Das Urteil des Verfassungsgerichts ist ein Meilenstein für Ugandas Menschenrechtler. Aktivistin Jaqueline Kasha schwenkt die Regenbogenflagge, als sie das Gerichtsgebäude verlässt. Sie lacht über das ganze Gesicht. Dieses Urteil beweise, dass Ugandas Justizsystem unabhängig sei. Niemand solle Angst haben, für seine Rechte vor Gericht zu ziehen, sagt Kasha: "Ich empfinde gerade süßen Schmerz, denn wir wissen auch, dass dieses Urteil nur ein Etappensieg ist."

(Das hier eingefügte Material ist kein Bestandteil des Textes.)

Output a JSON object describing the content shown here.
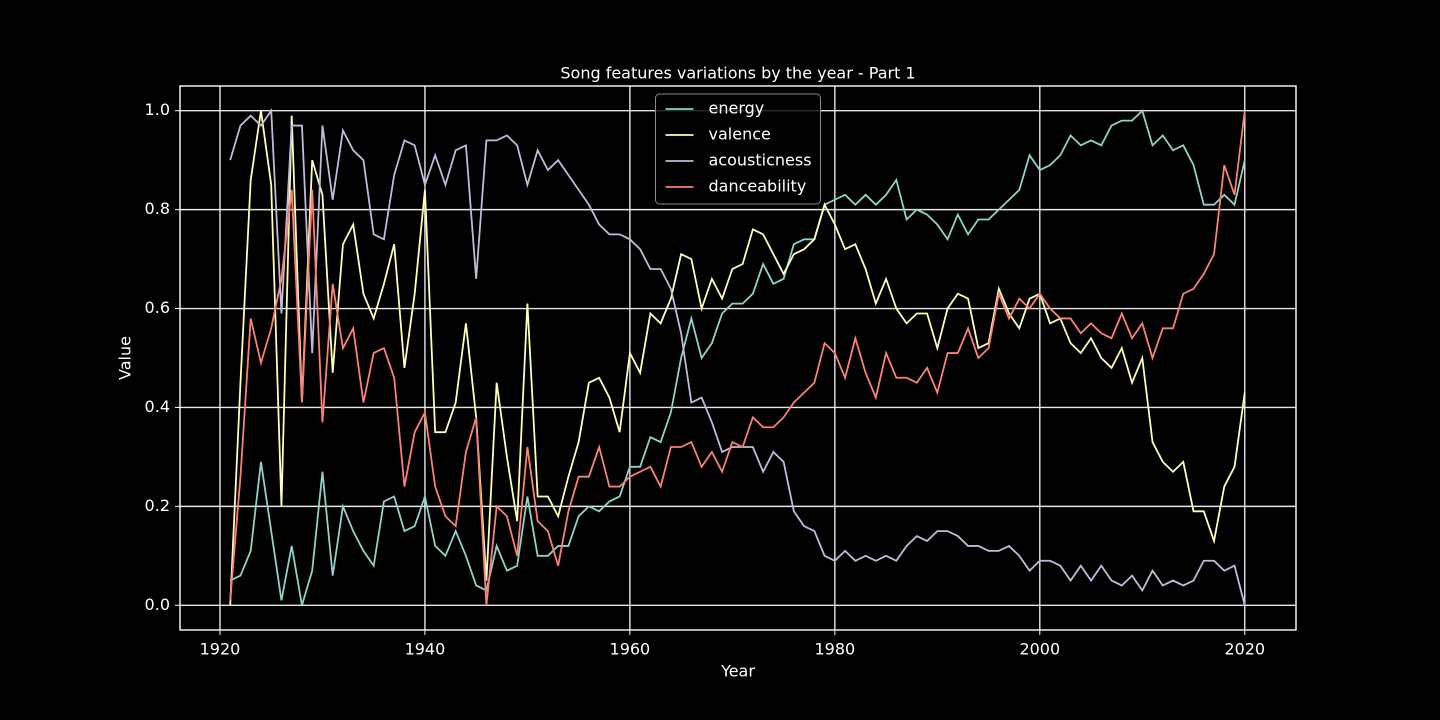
{
  "chart_data": {
    "type": "line",
    "title": "Song features variations by the year - Part 1",
    "x_label": "Year",
    "y_label": "Value",
    "x": [
      1921,
      1922,
      1923,
      1924,
      1925,
      1926,
      1927,
      1928,
      1929,
      1930,
      1931,
      1932,
      1933,
      1934,
      1935,
      1936,
      1937,
      1938,
      1939,
      1940,
      1941,
      1942,
      1943,
      1944,
      1945,
      1946,
      1947,
      1948,
      1949,
      1950,
      1951,
      1952,
      1953,
      1954,
      1955,
      1956,
      1957,
      1958,
      1959,
      1960,
      1961,
      1962,
      1963,
      1964,
      1965,
      1966,
      1967,
      1968,
      1969,
      1970,
      1971,
      1972,
      1973,
      1974,
      1975,
      1976,
      1977,
      1978,
      1979,
      1980,
      1981,
      1982,
      1983,
      1984,
      1985,
      1986,
      1987,
      1988,
      1989,
      1990,
      1991,
      1992,
      1993,
      1994,
      1995,
      1996,
      1997,
      1998,
      1999,
      2000,
      2001,
      2002,
      2003,
      2004,
      2005,
      2006,
      2007,
      2008,
      2009,
      2010,
      2011,
      2012,
      2013,
      2014,
      2015,
      2016,
      2017,
      2018,
      2019,
      2020
    ],
    "series": [
      {
        "name": "energy",
        "color": "#8dd3c7",
        "values": [
          0.05,
          0.06,
          0.11,
          0.29,
          0.15,
          0.01,
          0.12,
          0.0,
          0.07,
          0.27,
          0.06,
          0.2,
          0.15,
          0.11,
          0.08,
          0.21,
          0.22,
          0.15,
          0.16,
          0.22,
          0.12,
          0.1,
          0.15,
          0.1,
          0.04,
          0.03,
          0.12,
          0.07,
          0.08,
          0.22,
          0.1,
          0.1,
          0.12,
          0.12,
          0.18,
          0.2,
          0.19,
          0.21,
          0.22,
          0.28,
          0.28,
          0.34,
          0.33,
          0.39,
          0.5,
          0.58,
          0.5,
          0.53,
          0.59,
          0.61,
          0.61,
          0.63,
          0.69,
          0.65,
          0.66,
          0.73,
          0.74,
          0.74,
          0.81,
          0.82,
          0.83,
          0.81,
          0.83,
          0.81,
          0.83,
          0.86,
          0.78,
          0.8,
          0.79,
          0.77,
          0.74,
          0.79,
          0.75,
          0.78,
          0.78,
          0.8,
          0.82,
          0.84,
          0.91,
          0.88,
          0.89,
          0.91,
          0.95,
          0.93,
          0.94,
          0.93,
          0.97,
          0.98,
          0.98,
          1.0,
          0.93,
          0.95,
          0.92,
          0.93,
          0.89,
          0.81,
          0.81,
          0.83,
          0.81,
          0.9
        ]
      },
      {
        "name": "valence",
        "color": "#feffb3",
        "values": [
          0.0,
          0.45,
          0.86,
          1.0,
          0.85,
          0.2,
          0.99,
          0.41,
          0.9,
          0.83,
          0.47,
          0.73,
          0.77,
          0.63,
          0.58,
          0.65,
          0.73,
          0.48,
          0.63,
          0.84,
          0.35,
          0.35,
          0.41,
          0.57,
          0.38,
          0.05,
          0.45,
          0.3,
          0.17,
          0.61,
          0.22,
          0.22,
          0.18,
          0.26,
          0.33,
          0.45,
          0.46,
          0.42,
          0.35,
          0.51,
          0.47,
          0.59,
          0.57,
          0.62,
          0.71,
          0.7,
          0.6,
          0.66,
          0.62,
          0.68,
          0.69,
          0.76,
          0.75,
          0.71,
          0.67,
          0.71,
          0.72,
          0.74,
          0.81,
          0.77,
          0.72,
          0.73,
          0.68,
          0.61,
          0.66,
          0.6,
          0.57,
          0.59,
          0.59,
          0.52,
          0.6,
          0.63,
          0.62,
          0.52,
          0.53,
          0.64,
          0.59,
          0.56,
          0.62,
          0.63,
          0.57,
          0.58,
          0.53,
          0.51,
          0.54,
          0.5,
          0.48,
          0.52,
          0.45,
          0.5,
          0.33,
          0.29,
          0.27,
          0.29,
          0.19,
          0.19,
          0.13,
          0.24,
          0.28,
          0.43
        ]
      },
      {
        "name": "acousticness",
        "color": "#bfbbd9",
        "values": [
          0.9,
          0.97,
          0.99,
          0.97,
          1.0,
          0.59,
          0.97,
          0.97,
          0.51,
          0.97,
          0.82,
          0.96,
          0.92,
          0.9,
          0.75,
          0.74,
          0.87,
          0.94,
          0.93,
          0.85,
          0.91,
          0.85,
          0.92,
          0.93,
          0.66,
          0.94,
          0.94,
          0.95,
          0.93,
          0.85,
          0.92,
          0.88,
          0.9,
          0.87,
          0.84,
          0.81,
          0.77,
          0.75,
          0.75,
          0.74,
          0.72,
          0.68,
          0.68,
          0.64,
          0.55,
          0.41,
          0.42,
          0.37,
          0.31,
          0.32,
          0.32,
          0.32,
          0.27,
          0.31,
          0.29,
          0.19,
          0.16,
          0.15,
          0.1,
          0.09,
          0.11,
          0.09,
          0.1,
          0.09,
          0.1,
          0.09,
          0.12,
          0.14,
          0.13,
          0.15,
          0.15,
          0.14,
          0.12,
          0.12,
          0.11,
          0.11,
          0.12,
          0.1,
          0.07,
          0.09,
          0.09,
          0.08,
          0.05,
          0.08,
          0.05,
          0.08,
          0.05,
          0.04,
          0.06,
          0.03,
          0.07,
          0.04,
          0.05,
          0.04,
          0.05,
          0.09,
          0.09,
          0.07,
          0.08,
          0.0
        ]
      },
      {
        "name": "danceability",
        "color": "#fa8174",
        "values": [
          0.01,
          0.26,
          0.58,
          0.49,
          0.56,
          0.66,
          0.84,
          0.41,
          0.84,
          0.37,
          0.65,
          0.52,
          0.56,
          0.41,
          0.51,
          0.52,
          0.46,
          0.24,
          0.35,
          0.39,
          0.24,
          0.18,
          0.16,
          0.31,
          0.38,
          0.0,
          0.2,
          0.18,
          0.1,
          0.32,
          0.17,
          0.15,
          0.08,
          0.19,
          0.26,
          0.26,
          0.32,
          0.24,
          0.24,
          0.26,
          0.27,
          0.28,
          0.24,
          0.32,
          0.32,
          0.33,
          0.28,
          0.31,
          0.27,
          0.33,
          0.32,
          0.38,
          0.36,
          0.36,
          0.38,
          0.41,
          0.43,
          0.45,
          0.53,
          0.51,
          0.46,
          0.54,
          0.47,
          0.42,
          0.51,
          0.46,
          0.46,
          0.45,
          0.48,
          0.43,
          0.51,
          0.51,
          0.56,
          0.5,
          0.52,
          0.63,
          0.58,
          0.62,
          0.6,
          0.63,
          0.6,
          0.58,
          0.58,
          0.55,
          0.57,
          0.55,
          0.54,
          0.59,
          0.54,
          0.57,
          0.5,
          0.56,
          0.56,
          0.63,
          0.64,
          0.67,
          0.71,
          0.89,
          0.83,
          1.0
        ]
      }
    ],
    "xlim": [
      1916.1,
      2025
    ],
    "ylim": [
      -0.05,
      1.05
    ],
    "xticks": [
      1920,
      1940,
      1960,
      1980,
      2000,
      2020
    ],
    "yticks": [
      {
        "value": 0,
        "label": "0.0"
      },
      0.2,
      0.4,
      0.6,
      0.8,
      {
        "value": 1,
        "label": "1.0"
      }
    ],
    "grid": true,
    "legend": "upper center"
  }
}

Aktivistin Jacqueline Kasha bejubelt die Gerichtsentscheidung (Foto: DW/Simone Schlindwein)
Aktivistin Jacqueline Kasha bejubelt die GerichtsentscheidungBild: DW/S. Schlindwein

Die Regierung kann gegen die Entscheidung des Verfassungsgerichts beim Obersten Gerichtshof Revision einlegen. Dennoch will Kasha jetzt feiern. "Wir können jetzt erst einmal erleichtert sein, dass das Gesetz keine Anwendung findet, bis darüber endgültig entschieden ist."

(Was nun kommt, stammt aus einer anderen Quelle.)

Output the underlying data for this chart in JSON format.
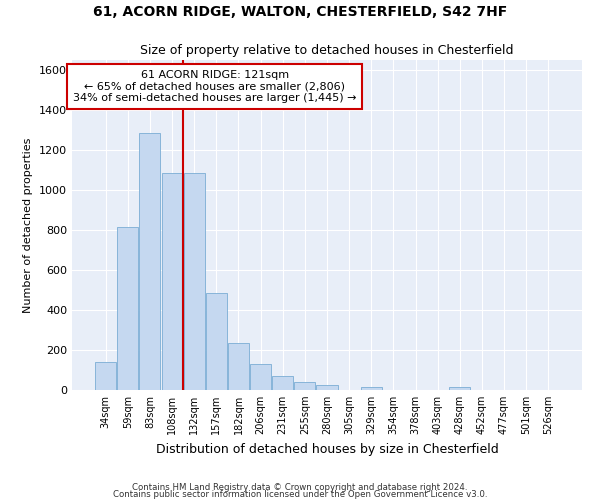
{
  "title1": "61, ACORN RIDGE, WALTON, CHESTERFIELD, S42 7HF",
  "title2": "Size of property relative to detached houses in Chesterfield",
  "xlabel": "Distribution of detached houses by size in Chesterfield",
  "ylabel": "Number of detached properties",
  "categories": [
    "34sqm",
    "59sqm",
    "83sqm",
    "108sqm",
    "132sqm",
    "157sqm",
    "182sqm",
    "206sqm",
    "231sqm",
    "255sqm",
    "280sqm",
    "305sqm",
    "329sqm",
    "354sqm",
    "378sqm",
    "403sqm",
    "428sqm",
    "452sqm",
    "477sqm",
    "501sqm",
    "526sqm"
  ],
  "values": [
    140,
    815,
    1285,
    1085,
    1085,
    485,
    235,
    130,
    68,
    42,
    27,
    0,
    15,
    0,
    0,
    0,
    15,
    0,
    0,
    0,
    0
  ],
  "bar_color": "#c5d8f0",
  "bar_edge_color": "#7aadd4",
  "property_label": "61 ACORN RIDGE: 121sqm",
  "pct_smaller": 65,
  "num_smaller": "2,806",
  "pct_larger_semi": 34,
  "num_larger_semi": "1,445",
  "vline_x_index": 3.5,
  "annotation_box_color": "#cc0000",
  "footer1": "Contains HM Land Registry data © Crown copyright and database right 2024.",
  "footer2": "Contains public sector information licensed under the Open Government Licence v3.0.",
  "ylim": [
    0,
    1650
  ],
  "yticks": [
    0,
    200,
    400,
    600,
    800,
    1000,
    1200,
    1400,
    1600
  ],
  "bg_color": "#e8eef8",
  "grid_color": "#ffffff",
  "fig_bg": "#ffffff"
}
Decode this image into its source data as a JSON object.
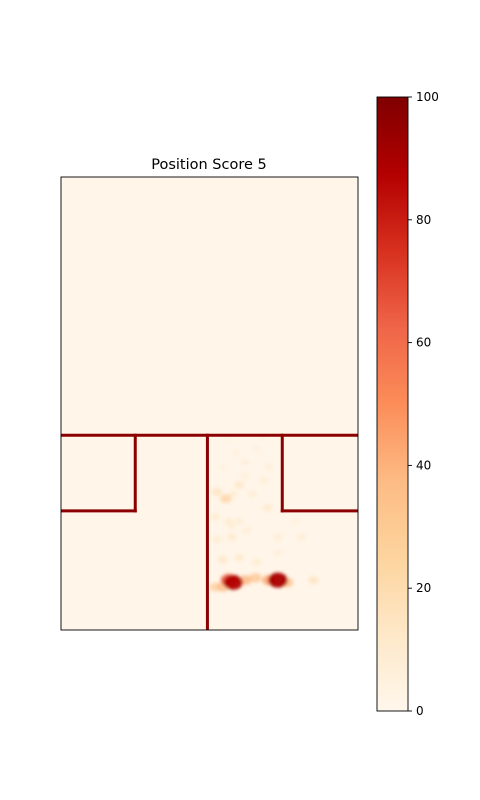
{
  "chart_data": {
    "type": "heatmap",
    "title": "Position Score 5",
    "colormap": "OrRd",
    "colors": {
      "background": "#fff5e8",
      "wall": "#8b0000",
      "axes_frame": "#000000"
    },
    "grid": false,
    "colorbar": {
      "placement": "right",
      "vmin": 0,
      "vmax": 100,
      "ticks": [
        0,
        20,
        40,
        60,
        80,
        100
      ],
      "tick_labels": [
        "0",
        "20",
        "40",
        "60",
        "80",
        "100"
      ]
    },
    "hotspots": [
      {
        "x": 0.565,
        "y": 0.11,
        "value": 65
      },
      {
        "x": 0.58,
        "y": 0.105,
        "value": 88
      },
      {
        "x": 0.545,
        "y": 0.095,
        "value": 38
      },
      {
        "x": 0.52,
        "y": 0.095,
        "value": 30
      },
      {
        "x": 0.62,
        "y": 0.11,
        "value": 40
      },
      {
        "x": 0.655,
        "y": 0.115,
        "value": 35
      },
      {
        "x": 0.7,
        "y": 0.11,
        "value": 45
      },
      {
        "x": 0.73,
        "y": 0.11,
        "value": 90
      },
      {
        "x": 0.76,
        "y": 0.105,
        "value": 38
      },
      {
        "x": 0.85,
        "y": 0.11,
        "value": 18
      },
      {
        "x": 0.545,
        "y": 0.155,
        "value": 15
      },
      {
        "x": 0.6,
        "y": 0.16,
        "value": 14
      },
      {
        "x": 0.66,
        "y": 0.15,
        "value": 12
      },
      {
        "x": 0.525,
        "y": 0.2,
        "value": 12
      },
      {
        "x": 0.575,
        "y": 0.205,
        "value": 14
      },
      {
        "x": 0.625,
        "y": 0.22,
        "value": 10
      },
      {
        "x": 0.73,
        "y": 0.205,
        "value": 10
      },
      {
        "x": 0.52,
        "y": 0.25,
        "value": 12
      },
      {
        "x": 0.6,
        "y": 0.24,
        "value": 10
      },
      {
        "x": 0.525,
        "y": 0.305,
        "value": 18
      },
      {
        "x": 0.565,
        "y": 0.24,
        "value": 12
      },
      {
        "x": 0.575,
        "y": 0.23,
        "value": 10
      },
      {
        "x": 0.555,
        "y": 0.29,
        "value": 28
      },
      {
        "x": 0.58,
        "y": 0.3,
        "value": 12
      },
      {
        "x": 0.6,
        "y": 0.32,
        "value": 16
      },
      {
        "x": 0.645,
        "y": 0.3,
        "value": 10
      },
      {
        "x": 0.695,
        "y": 0.27,
        "value": 14
      },
      {
        "x": 0.62,
        "y": 0.34,
        "value": 9
      },
      {
        "x": 0.685,
        "y": 0.33,
        "value": 10
      },
      {
        "x": 0.7,
        "y": 0.36,
        "value": 8
      },
      {
        "x": 0.62,
        "y": 0.37,
        "value": 8
      },
      {
        "x": 0.66,
        "y": 0.4,
        "value": 6
      },
      {
        "x": 0.545,
        "y": 0.36,
        "value": 6
      },
      {
        "x": 0.56,
        "y": 0.42,
        "value": 5
      },
      {
        "x": 0.59,
        "y": 0.39,
        "value": 6
      },
      {
        "x": 0.68,
        "y": 0.425,
        "value": 4
      },
      {
        "x": 0.81,
        "y": 0.205,
        "value": 10
      },
      {
        "x": 0.73,
        "y": 0.17,
        "value": 8
      },
      {
        "x": 0.79,
        "y": 0.24,
        "value": 6
      }
    ],
    "walls": [
      {
        "x1": 0.0,
        "y1": 0.43,
        "x2": 1.0,
        "y2": 0.43
      },
      {
        "x1": 0.0,
        "y1": 0.263,
        "x2": 0.25,
        "y2": 0.263
      },
      {
        "x1": 0.25,
        "y1": 0.263,
        "x2": 0.25,
        "y2": 0.43
      },
      {
        "x1": 0.493,
        "y1": 0.0,
        "x2": 0.493,
        "y2": 0.43
      },
      {
        "x1": 0.745,
        "y1": 0.263,
        "x2": 0.745,
        "y2": 0.43
      },
      {
        "x1": 0.745,
        "y1": 0.263,
        "x2": 1.0,
        "y2": 0.263
      }
    ]
  }
}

Politischer Kurswechsel vor dem USA-Afrika-Gipfel?

Die Gegenseite zeigt sich über das Urteil entrüstet, allen voran Pfarrer Ssempa. In Ugandas Kirchen hatte sich der Prediger für das Gesetz stark gemacht. Dass die Justiz jetzt das Gesetz vorerst gekippt hat, halte er für ein politisches Manöver, so Ssempa. "Ich frage mich, ob unser Land tatsächlich unabhängig ist. Ich fordere das Parlament auf zu untersuchen, ob unsere Justiz unabhängig ist. Das ist ein Präzedenzfall. Deswegen rufe ich das Parlament an, das zu untersuchen."

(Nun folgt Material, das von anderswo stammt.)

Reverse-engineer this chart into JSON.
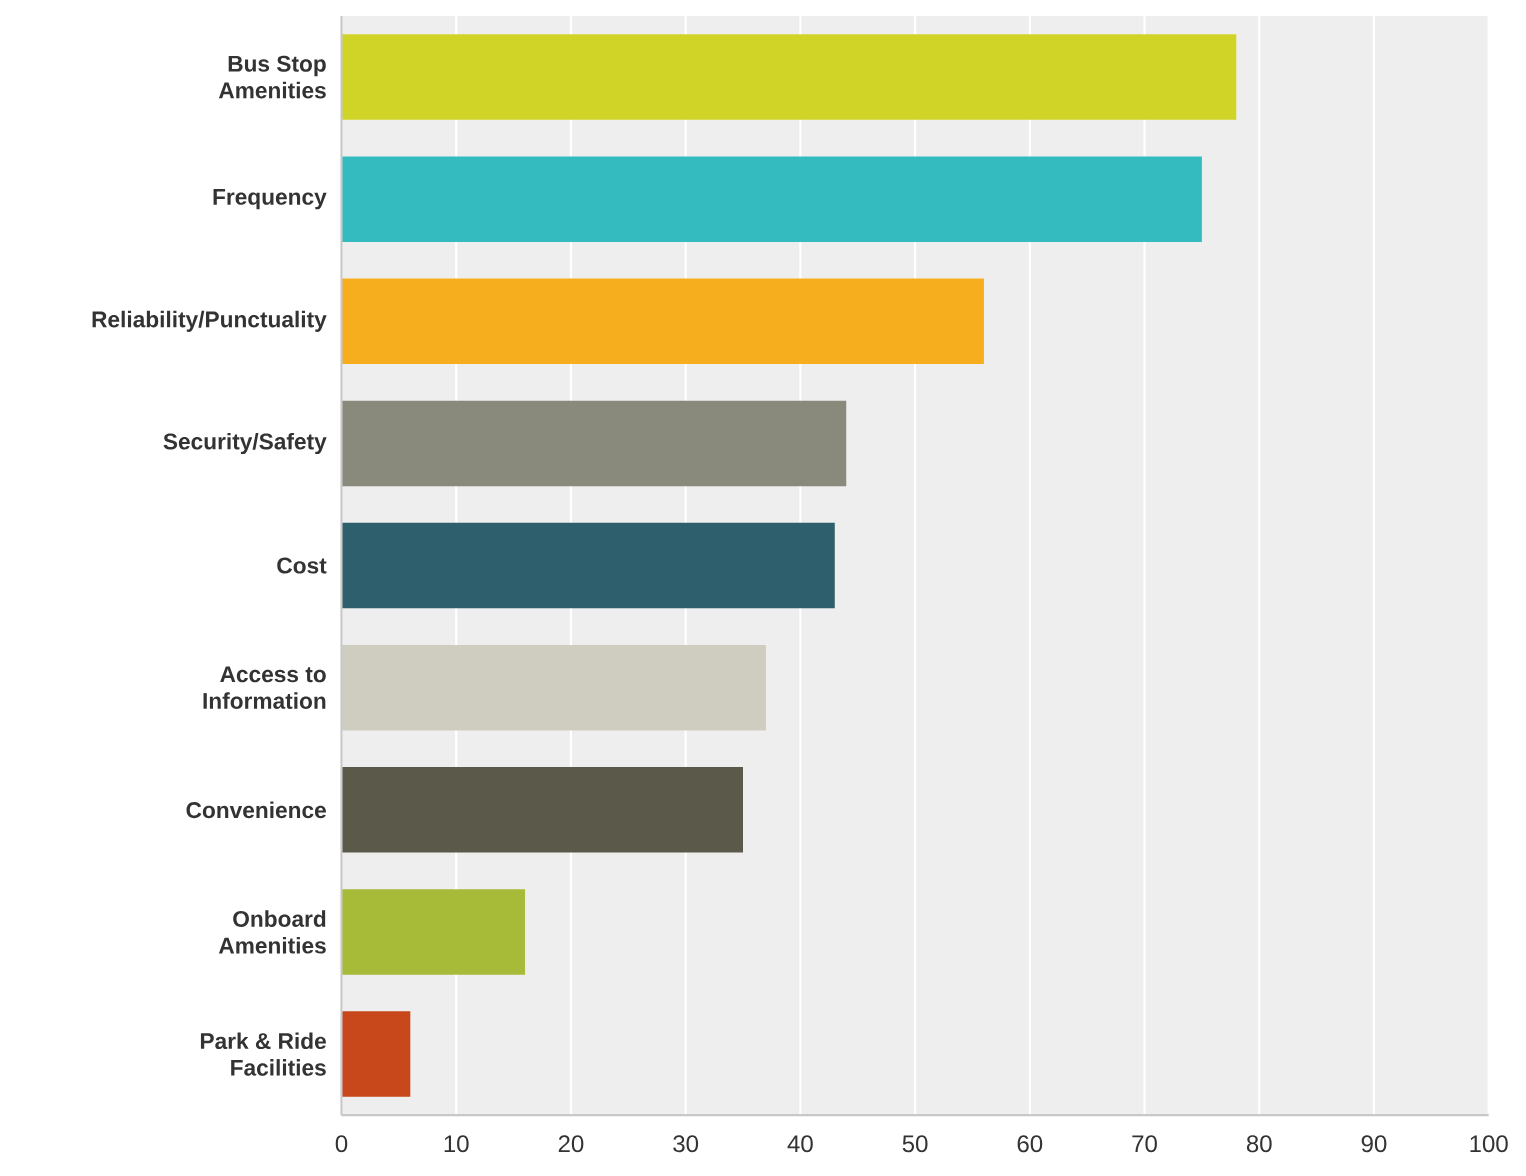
{
  "chart_data": {
    "type": "bar",
    "orientation": "horizontal",
    "categories": [
      "Bus Stop Amenities",
      "Frequency",
      "Reliability/Punctuality",
      "Security/Safety",
      "Cost",
      "Access to Information",
      "Convenience",
      "Onboard Amenities",
      "Park & Ride Facilities"
    ],
    "values": [
      78,
      75,
      56,
      44,
      43,
      37,
      35,
      16,
      6
    ],
    "colors": [
      "#cfd426",
      "#33bbbf",
      "#f6ad1e",
      "#898a7b",
      "#2e5f6c",
      "#cfcdbf",
      "#5b594a",
      "#a8bb38",
      "#c8471b"
    ],
    "xlim": [
      0,
      100
    ],
    "xticks": [
      0,
      10,
      20,
      30,
      40,
      50,
      60,
      70,
      80,
      90,
      100
    ],
    "grid": "x"
  }
}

Ssempas Verdacht hat auch erregt, dass das Urteil nach nur drei Verhandlungstagen fiel. Normalerweise benötigt Ugandas Justizsystem Wochen oder gar Monate für derartige Entscheidungen. Doch die Richter hatten auf besondere Dringlichkeit hingewiesen. Für nächste Woche hat US-Präsident Barack Obama alle afrikanischen Präsidenten zum Gipfeltreffen nach Washington eingeladen. Auch Ugandas Präsident Museveni. Doch jüngst gab es zwischen den einst engen Partnern Uganda und den USA schlechte Stimmung - aufgrund des Anti-Schwulen-Gesetzes. Die USA hatten Militärhilfen und Hilfsgelder gestrichen, Einreiseverbote für bestimmte Ugander verhängt. Pastor Ssempa fragt: Wollte Museveni mit diesem Urteil zu Hause gut Wetter machen? Als möglichen Verstoß gegen die Menschenrechte begründetete das Gericht sein Urteil übrigens nicht.